3
votes

Where — on what level — the locking and collisions occur in transactional operations on the same entity group? At root? At some common, wide enough parent?

It's not clear to me what is an "Entity Group" for a transaction. Is it always a group originating at a root entity (without parent) or is there a mechanism that selects a group wide enough for transaction.

For example when I have a model structure like this:

- School
  - Teacher
  - Class
    - Course
      - Lesson
      - Evaluation
    - Student
      - Guardian 
      - Grade
      - PresenceMarker
    - TextBook

Do my transactional operations always refer to "Entity Group" as a group originating at a school level (regardless of the level where actual operation occur), or when I update students entities in the same class, I can only collide with with other transactional operation occurring below the same class entity.
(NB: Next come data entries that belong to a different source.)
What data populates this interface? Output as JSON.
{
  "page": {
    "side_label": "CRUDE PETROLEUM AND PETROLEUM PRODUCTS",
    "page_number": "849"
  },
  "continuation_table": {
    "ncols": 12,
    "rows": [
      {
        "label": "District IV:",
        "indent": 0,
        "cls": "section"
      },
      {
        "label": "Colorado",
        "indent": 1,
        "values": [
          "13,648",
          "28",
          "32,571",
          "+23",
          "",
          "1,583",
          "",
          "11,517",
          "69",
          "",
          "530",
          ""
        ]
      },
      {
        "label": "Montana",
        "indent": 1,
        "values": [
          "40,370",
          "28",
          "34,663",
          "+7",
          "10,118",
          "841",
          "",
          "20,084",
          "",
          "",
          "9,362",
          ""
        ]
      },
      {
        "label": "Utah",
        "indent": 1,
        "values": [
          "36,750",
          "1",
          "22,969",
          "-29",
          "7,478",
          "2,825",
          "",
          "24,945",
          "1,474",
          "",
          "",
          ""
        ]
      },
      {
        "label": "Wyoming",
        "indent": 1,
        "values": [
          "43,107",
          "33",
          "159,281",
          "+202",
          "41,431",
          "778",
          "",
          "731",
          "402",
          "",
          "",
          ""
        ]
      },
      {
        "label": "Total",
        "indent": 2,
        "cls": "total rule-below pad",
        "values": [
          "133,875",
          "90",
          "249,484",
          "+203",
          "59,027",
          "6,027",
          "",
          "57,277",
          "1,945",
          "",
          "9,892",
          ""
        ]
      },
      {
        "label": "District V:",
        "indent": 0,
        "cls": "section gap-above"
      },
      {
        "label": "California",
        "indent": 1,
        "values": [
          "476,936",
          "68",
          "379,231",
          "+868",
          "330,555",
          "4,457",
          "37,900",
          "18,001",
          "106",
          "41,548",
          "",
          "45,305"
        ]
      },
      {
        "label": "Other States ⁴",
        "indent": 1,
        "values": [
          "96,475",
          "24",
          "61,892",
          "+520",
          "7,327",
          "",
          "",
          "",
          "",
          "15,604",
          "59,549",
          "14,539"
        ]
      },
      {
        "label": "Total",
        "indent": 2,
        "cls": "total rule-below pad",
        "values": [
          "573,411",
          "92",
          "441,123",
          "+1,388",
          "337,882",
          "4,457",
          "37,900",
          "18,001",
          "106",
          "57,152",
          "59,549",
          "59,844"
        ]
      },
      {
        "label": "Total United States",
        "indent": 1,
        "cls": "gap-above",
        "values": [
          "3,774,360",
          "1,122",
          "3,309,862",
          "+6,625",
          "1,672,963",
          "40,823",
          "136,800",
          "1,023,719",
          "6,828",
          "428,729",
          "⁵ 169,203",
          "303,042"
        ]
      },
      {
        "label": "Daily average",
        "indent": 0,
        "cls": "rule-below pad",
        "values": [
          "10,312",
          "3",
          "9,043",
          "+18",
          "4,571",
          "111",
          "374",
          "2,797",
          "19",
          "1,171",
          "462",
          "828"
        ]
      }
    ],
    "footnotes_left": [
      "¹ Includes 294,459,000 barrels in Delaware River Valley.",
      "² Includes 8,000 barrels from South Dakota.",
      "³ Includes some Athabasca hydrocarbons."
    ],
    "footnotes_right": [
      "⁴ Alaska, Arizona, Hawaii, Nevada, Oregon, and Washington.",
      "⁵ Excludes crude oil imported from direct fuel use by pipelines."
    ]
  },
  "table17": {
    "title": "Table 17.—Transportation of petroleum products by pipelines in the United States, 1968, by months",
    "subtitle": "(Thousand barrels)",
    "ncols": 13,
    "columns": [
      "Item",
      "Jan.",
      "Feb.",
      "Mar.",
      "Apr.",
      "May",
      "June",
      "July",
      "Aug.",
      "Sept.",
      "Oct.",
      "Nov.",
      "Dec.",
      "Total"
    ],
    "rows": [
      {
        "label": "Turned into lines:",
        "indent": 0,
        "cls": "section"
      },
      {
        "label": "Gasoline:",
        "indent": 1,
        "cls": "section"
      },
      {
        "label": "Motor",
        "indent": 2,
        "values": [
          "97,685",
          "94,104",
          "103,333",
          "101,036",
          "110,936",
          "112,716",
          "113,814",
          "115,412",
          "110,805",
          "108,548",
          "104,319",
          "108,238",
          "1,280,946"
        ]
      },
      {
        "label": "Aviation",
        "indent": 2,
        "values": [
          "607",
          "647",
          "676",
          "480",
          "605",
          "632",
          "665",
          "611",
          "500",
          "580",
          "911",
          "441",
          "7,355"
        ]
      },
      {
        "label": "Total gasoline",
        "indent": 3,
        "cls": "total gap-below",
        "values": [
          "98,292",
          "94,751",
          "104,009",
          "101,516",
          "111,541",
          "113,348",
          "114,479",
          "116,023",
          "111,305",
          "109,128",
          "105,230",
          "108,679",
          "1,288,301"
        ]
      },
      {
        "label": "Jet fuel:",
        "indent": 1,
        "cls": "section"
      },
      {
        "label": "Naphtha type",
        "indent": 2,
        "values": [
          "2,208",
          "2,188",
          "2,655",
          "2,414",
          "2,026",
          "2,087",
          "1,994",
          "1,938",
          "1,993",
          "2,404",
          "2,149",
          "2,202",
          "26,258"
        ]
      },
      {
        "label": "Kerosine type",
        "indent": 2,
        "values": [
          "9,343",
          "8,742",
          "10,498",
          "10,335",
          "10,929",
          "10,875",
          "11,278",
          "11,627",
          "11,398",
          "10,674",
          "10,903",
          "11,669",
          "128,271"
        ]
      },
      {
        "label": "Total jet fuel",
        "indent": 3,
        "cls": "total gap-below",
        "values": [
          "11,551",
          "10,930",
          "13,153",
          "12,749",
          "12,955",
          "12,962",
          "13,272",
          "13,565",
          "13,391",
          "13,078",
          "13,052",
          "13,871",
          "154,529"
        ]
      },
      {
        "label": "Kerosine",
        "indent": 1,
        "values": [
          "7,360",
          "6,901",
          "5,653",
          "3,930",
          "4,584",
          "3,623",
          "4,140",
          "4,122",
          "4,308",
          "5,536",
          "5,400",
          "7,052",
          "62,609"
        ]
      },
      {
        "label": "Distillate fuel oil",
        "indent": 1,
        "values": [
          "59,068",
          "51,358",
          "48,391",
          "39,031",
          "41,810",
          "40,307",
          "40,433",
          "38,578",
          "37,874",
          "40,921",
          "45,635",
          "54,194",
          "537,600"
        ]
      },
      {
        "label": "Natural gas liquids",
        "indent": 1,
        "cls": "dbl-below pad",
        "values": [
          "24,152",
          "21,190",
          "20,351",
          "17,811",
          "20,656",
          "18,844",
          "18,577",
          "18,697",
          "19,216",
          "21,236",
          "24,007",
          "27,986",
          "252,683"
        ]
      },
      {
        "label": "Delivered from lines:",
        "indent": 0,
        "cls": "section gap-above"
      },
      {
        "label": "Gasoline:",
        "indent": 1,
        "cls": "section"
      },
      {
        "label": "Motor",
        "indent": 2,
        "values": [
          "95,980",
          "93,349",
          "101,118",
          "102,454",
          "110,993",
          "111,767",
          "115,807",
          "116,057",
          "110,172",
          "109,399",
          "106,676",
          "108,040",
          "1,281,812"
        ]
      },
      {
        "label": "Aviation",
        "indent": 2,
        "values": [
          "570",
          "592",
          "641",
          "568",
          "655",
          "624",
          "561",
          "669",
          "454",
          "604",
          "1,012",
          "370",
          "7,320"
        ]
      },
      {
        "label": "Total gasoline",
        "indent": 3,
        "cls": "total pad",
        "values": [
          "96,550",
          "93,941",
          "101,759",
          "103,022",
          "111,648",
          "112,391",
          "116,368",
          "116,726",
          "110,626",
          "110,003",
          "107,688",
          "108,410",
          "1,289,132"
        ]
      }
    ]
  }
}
In other words is there only one entity group staring from School or are there sub entity groups originating at every other level in the hierarchy? If there are sub entity groups, are they used in the for transaction isolation?

UPDATE:

Taking Sharding counters as an another example. Will the sharding work if all the shards have common parent? Will updating a single counter shard result in transaction collisions updates on other shards?

2
While Peter's answer correctly says that transactions among different shards won't collide, the sample code for Sharding Counters doesn't handle collisions within a shard. I created a project to verify this and measure the collision rate. Details here: github.com/hrj/gae_tx_test - HRJ

2 Answers

2
votes

Transactions in App Engine happen at the Entity Group level. (see docs here and here)
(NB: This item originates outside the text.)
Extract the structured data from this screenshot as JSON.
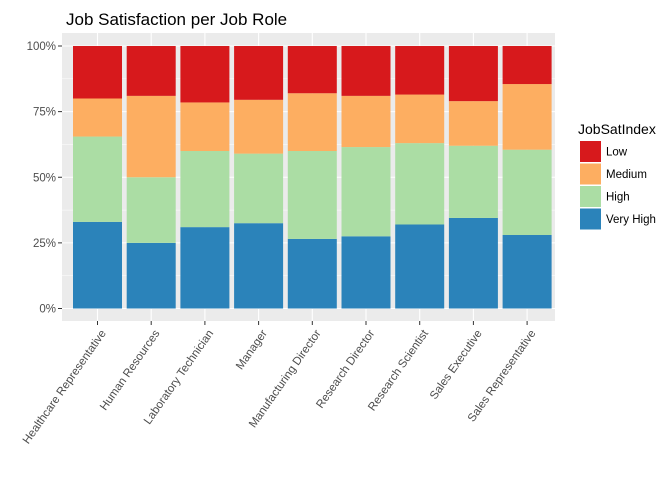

are there sub entity groups originating at every other level in the hierarchy?

There are no "sub entity groups". Every entity is in exactly one Entity Group, because it has one ultimate ancestor. In your example, all your models ultimately belong in the School's group.

Will the sharding work if all the shards have common parent?
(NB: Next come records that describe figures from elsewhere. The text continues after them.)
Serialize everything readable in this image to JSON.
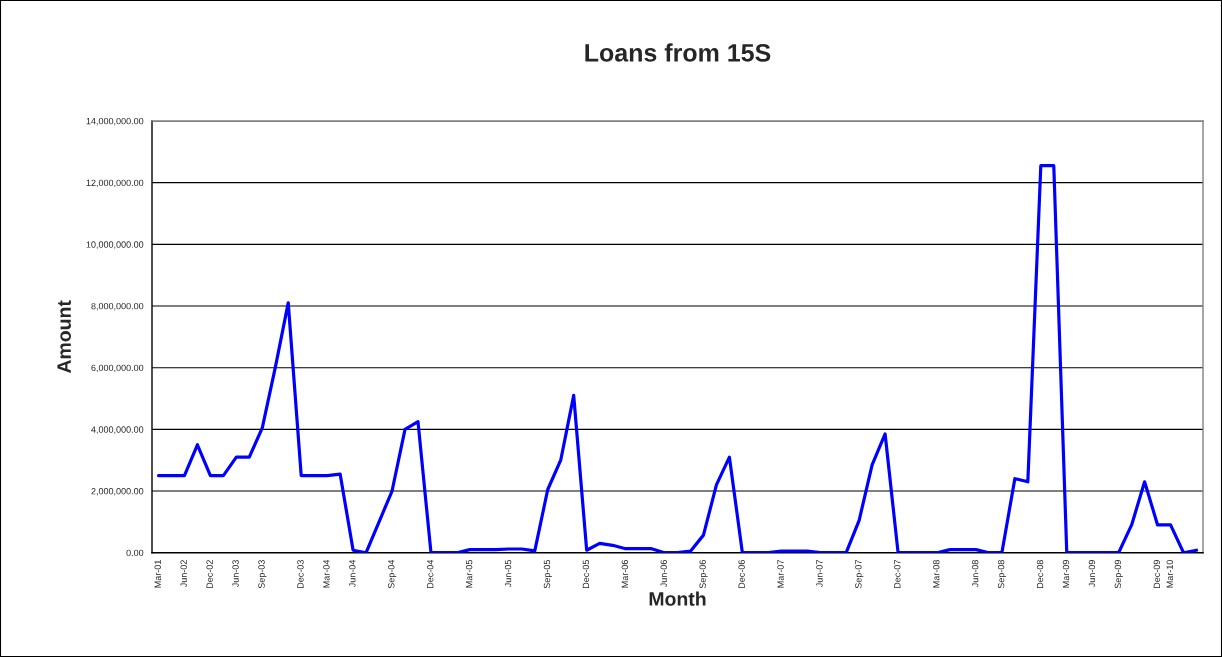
{
  "chart_data": {
    "type": "line",
    "title": "Loans from 15S",
    "xlabel": "Month",
    "ylabel": "Amount",
    "categories": [
      "Mar-01",
      null,
      "Jun-02",
      null,
      "Dec-02",
      null,
      "Jun-03",
      null,
      "Sep-03",
      null,
      null,
      "Dec-03",
      null,
      "Mar-04",
      null,
      "Jun-04",
      null,
      null,
      "Sep-04",
      null,
      null,
      "Dec-04",
      null,
      null,
      "Mar-05",
      null,
      null,
      "Jun-05",
      null,
      null,
      "Sep-05",
      null,
      null,
      "Dec-05",
      null,
      null,
      "Mar-06",
      null,
      null,
      "Jun-06",
      null,
      null,
      "Sep-06",
      null,
      null,
      "Dec-06",
      null,
      null,
      "Mar-07",
      null,
      null,
      "Jun-07",
      null,
      null,
      "Sep-07",
      null,
      null,
      "Dec-07",
      null,
      null,
      "Mar-08",
      null,
      null,
      "Jun-08",
      null,
      "Sep-08",
      null,
      null,
      "Dec-08",
      null,
      "Mar-09",
      null,
      "Jun-09",
      null,
      "Sep-09",
      null,
      null,
      "Dec-09",
      "Mar-10",
      null,
      null
    ],
    "series": [
      {
        "color": "#0000ff",
        "values": [
          2500000,
          2500000,
          2500000,
          3500000,
          2500000,
          2500000,
          3100000,
          3100000,
          4050000,
          6000000,
          8100000,
          2500000,
          2500000,
          2500000,
          2550000,
          80000,
          0,
          1000000,
          2000000,
          4000000,
          4250000,
          0,
          0,
          0,
          100000,
          100000,
          100000,
          120000,
          120000,
          60000,
          2050000,
          3000000,
          5100000,
          80000,
          300000,
          240000,
          130000,
          130000,
          130000,
          0,
          0,
          50000,
          570000,
          2200000,
          3100000,
          0,
          0,
          0,
          50000,
          50000,
          50000,
          0,
          0,
          0,
          1050000,
          2850000,
          3850000,
          0,
          0,
          0,
          0,
          100000,
          100000,
          100000,
          0,
          0,
          2400000,
          2300000,
          12550000,
          12550000,
          0,
          0,
          0,
          0,
          0,
          900000,
          2300000,
          900000,
          900000,
          0,
          80000
        ]
      }
    ],
    "ylim": [
      0,
      14000000
    ],
    "yticks": [
      {
        "value": 0,
        "label": "0.00"
      },
      {
        "value": 2000000,
        "label": "2,000,000.00"
      },
      {
        "value": 4000000,
        "label": "4,000,000.00"
      },
      {
        "value": 6000000,
        "label": "6,000,000.00"
      },
      {
        "value": 8000000,
        "label": "8,000,000.00"
      },
      {
        "value": 10000000,
        "label": "10,000,000.00"
      },
      {
        "value": 12000000,
        "label": "12,000,000.00"
      },
      {
        "value": 14000000,
        "label": "14,000,000.00"
      }
    ],
    "grid": "y",
    "marker": "none",
    "line_style": "solid"
  }
}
For sharding to work as intended, each shard must be in its own Entity Group. If you look at the sample code, you can see that each shard is in its own group. You can also see that while the increment() method uses a transaction, the get_count() does not. The increment is only affecting one group, while the get_count is grabbing data from multiple groups.

Note: The latest release of App Engine allows for cross group transactions, but those are a special case, and the definition of a group has not changed.

0
votes

As far as I understood the docs GAE always uses the root of the entity group tree for its journal, which manages locks and transactions.